“Fire and Sword”

Harry Sidebottom

This is book three of the “Throne of the Caesars” trilogy.

This trilogy is about the Rome’s Year of the Six Emperors (238 AD). It starts in 235 AD with the assassination of the last Severan emperor, Severus Alexander and focuses on the reign of Maximinus Thrax, who Sidebottom portrays as a somewhat reluctant ruler who is haunted by the death of his wife.

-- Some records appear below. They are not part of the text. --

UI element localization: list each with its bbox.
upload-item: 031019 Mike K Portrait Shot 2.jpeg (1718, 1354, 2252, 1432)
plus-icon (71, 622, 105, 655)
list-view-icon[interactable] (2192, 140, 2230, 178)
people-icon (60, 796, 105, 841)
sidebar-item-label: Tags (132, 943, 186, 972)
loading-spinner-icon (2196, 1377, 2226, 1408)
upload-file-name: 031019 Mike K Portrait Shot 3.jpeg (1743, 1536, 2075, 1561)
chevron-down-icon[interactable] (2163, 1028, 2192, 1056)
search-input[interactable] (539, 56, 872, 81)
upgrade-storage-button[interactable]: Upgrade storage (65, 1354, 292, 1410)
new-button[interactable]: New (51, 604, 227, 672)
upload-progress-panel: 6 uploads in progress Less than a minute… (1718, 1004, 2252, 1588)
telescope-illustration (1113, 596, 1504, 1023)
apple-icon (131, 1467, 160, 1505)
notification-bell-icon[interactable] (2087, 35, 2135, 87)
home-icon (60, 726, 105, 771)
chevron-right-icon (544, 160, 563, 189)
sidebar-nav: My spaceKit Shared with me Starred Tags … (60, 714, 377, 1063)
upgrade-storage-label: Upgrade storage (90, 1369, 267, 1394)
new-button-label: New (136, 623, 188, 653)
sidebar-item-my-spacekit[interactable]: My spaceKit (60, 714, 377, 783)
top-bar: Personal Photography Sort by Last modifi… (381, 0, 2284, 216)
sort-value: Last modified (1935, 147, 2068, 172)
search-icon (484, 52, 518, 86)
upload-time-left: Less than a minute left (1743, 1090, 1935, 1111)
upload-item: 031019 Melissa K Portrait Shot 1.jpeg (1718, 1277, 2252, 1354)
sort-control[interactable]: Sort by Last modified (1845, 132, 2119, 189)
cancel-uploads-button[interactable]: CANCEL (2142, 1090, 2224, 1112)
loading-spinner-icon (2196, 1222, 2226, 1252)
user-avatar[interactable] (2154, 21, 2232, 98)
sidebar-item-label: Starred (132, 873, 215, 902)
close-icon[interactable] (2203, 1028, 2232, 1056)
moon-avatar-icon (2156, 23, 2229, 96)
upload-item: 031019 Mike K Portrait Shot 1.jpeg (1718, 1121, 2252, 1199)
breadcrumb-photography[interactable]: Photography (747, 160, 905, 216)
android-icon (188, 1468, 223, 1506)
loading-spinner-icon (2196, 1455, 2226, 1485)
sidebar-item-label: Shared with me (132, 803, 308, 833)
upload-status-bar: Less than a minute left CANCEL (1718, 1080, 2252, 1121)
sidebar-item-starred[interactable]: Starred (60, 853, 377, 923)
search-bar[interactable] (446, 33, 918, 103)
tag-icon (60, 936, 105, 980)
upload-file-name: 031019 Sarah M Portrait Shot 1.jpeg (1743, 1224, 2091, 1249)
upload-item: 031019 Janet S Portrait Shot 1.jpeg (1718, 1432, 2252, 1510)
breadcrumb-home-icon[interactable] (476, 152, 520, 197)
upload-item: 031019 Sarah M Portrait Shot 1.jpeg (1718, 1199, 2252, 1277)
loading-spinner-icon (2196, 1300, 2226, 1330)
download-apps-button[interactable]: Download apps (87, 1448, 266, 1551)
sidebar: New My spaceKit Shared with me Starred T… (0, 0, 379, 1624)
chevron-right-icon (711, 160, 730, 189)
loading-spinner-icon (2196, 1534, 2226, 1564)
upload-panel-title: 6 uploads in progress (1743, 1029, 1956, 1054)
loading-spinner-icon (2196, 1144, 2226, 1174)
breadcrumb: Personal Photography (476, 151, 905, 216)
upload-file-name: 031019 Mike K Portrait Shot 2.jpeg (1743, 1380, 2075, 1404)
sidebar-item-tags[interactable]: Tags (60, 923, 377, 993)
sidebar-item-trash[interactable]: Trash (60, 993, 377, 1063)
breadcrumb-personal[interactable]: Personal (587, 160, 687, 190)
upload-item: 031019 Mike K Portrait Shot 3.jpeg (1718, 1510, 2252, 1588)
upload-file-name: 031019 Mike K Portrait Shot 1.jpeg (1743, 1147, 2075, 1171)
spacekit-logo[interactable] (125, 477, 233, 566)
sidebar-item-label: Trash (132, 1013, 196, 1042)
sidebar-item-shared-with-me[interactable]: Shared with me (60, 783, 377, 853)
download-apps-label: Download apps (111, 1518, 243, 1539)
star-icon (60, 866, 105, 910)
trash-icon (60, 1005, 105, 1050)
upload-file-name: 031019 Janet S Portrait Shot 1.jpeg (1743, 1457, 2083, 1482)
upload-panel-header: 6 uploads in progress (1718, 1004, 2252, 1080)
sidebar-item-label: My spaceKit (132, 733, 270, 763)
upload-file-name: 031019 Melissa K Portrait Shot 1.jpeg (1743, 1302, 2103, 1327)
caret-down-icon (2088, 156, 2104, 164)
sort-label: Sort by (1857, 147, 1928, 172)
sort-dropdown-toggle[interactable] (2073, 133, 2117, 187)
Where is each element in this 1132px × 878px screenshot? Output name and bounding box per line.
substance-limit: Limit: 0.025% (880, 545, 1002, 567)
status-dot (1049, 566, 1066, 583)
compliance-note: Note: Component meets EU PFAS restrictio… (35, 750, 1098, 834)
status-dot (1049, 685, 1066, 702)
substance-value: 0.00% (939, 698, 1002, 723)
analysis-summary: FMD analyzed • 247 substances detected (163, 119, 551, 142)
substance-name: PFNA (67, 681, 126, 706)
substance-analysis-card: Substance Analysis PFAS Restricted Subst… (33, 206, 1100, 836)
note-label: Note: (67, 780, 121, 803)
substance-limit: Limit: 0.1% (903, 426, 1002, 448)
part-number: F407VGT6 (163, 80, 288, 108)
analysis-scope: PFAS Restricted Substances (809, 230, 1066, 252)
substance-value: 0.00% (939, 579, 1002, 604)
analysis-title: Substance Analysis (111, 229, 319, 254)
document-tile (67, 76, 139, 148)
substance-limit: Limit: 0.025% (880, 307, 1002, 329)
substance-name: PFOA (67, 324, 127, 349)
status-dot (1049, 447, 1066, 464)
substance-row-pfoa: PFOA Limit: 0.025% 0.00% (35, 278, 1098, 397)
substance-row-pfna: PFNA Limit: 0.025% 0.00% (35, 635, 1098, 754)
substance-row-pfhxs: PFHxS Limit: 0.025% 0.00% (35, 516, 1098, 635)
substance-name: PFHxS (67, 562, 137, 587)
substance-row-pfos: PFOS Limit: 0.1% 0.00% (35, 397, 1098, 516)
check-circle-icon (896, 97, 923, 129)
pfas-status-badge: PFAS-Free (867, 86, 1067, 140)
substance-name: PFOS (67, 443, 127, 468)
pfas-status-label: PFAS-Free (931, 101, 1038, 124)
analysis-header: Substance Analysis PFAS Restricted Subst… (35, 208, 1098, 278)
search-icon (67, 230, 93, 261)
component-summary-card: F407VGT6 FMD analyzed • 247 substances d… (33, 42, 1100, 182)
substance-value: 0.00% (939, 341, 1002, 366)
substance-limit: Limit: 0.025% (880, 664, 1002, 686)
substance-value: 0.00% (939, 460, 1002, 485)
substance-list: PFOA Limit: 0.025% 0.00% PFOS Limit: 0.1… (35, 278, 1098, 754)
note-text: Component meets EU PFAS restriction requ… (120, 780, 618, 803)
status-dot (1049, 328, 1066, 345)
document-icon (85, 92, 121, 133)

There are a lot of characters, and some — who seem to be in the book just so Sidebottom can write about different parts of Roman society — have plot arcs don’t really go anywhere. I liked the books. It’s obvious Sidebottom knows his history (he should: he teaches ancient history at Oxford), and I enjoy reading good books about ancient Rome. As a novel, though, it has things that could have been cut out without hurting the story.


Julian Stockwin

It has ships on the cover so it should be about deeds of daring do on the high seas, right? Well, this one is more about romance than broadsides and the eponym of the book is a woman, not a ship.

This entry in the Kydd series is more Austen than Hornblower and most of the story takes place on dry land as Kydd tries to win back the affections of “The Admiral’s Daughter“. As much as I enjoy the action and adventure elements of this genre, it’s this sort of story that humanizes and rounds out characters, and it’s one of the things that distinguishes the Kydd series.

(Note: Though this is being posted after the post for “The Baltic Prize” this book precedes it in the series.)

“The Iron King”

Maurice Druon

This is the first of the seven part “Accursed Kings” series about the French monarchy in the 14th century. In this volume Philip IV (“Philip the Fair”) brings a curse on his family by suppressing the Knights Templar. A series of disasters culminate in his death.

“The Iron King” is a deliberately paced book, not a page turner. But the pace feels appropriate to the era and the scope of the story and I plan to continue with the series.

George R. R. Martin has mentioned this series one of the inspirations for the “Song of Ice and Fire” series. Even though I enjoyed the “Game of Thrones” TV series I didn’t want to devote time to Martin’s books. “Accursed Kings”, on the other hand, is based on history, which makes it — to me — much more worth my time.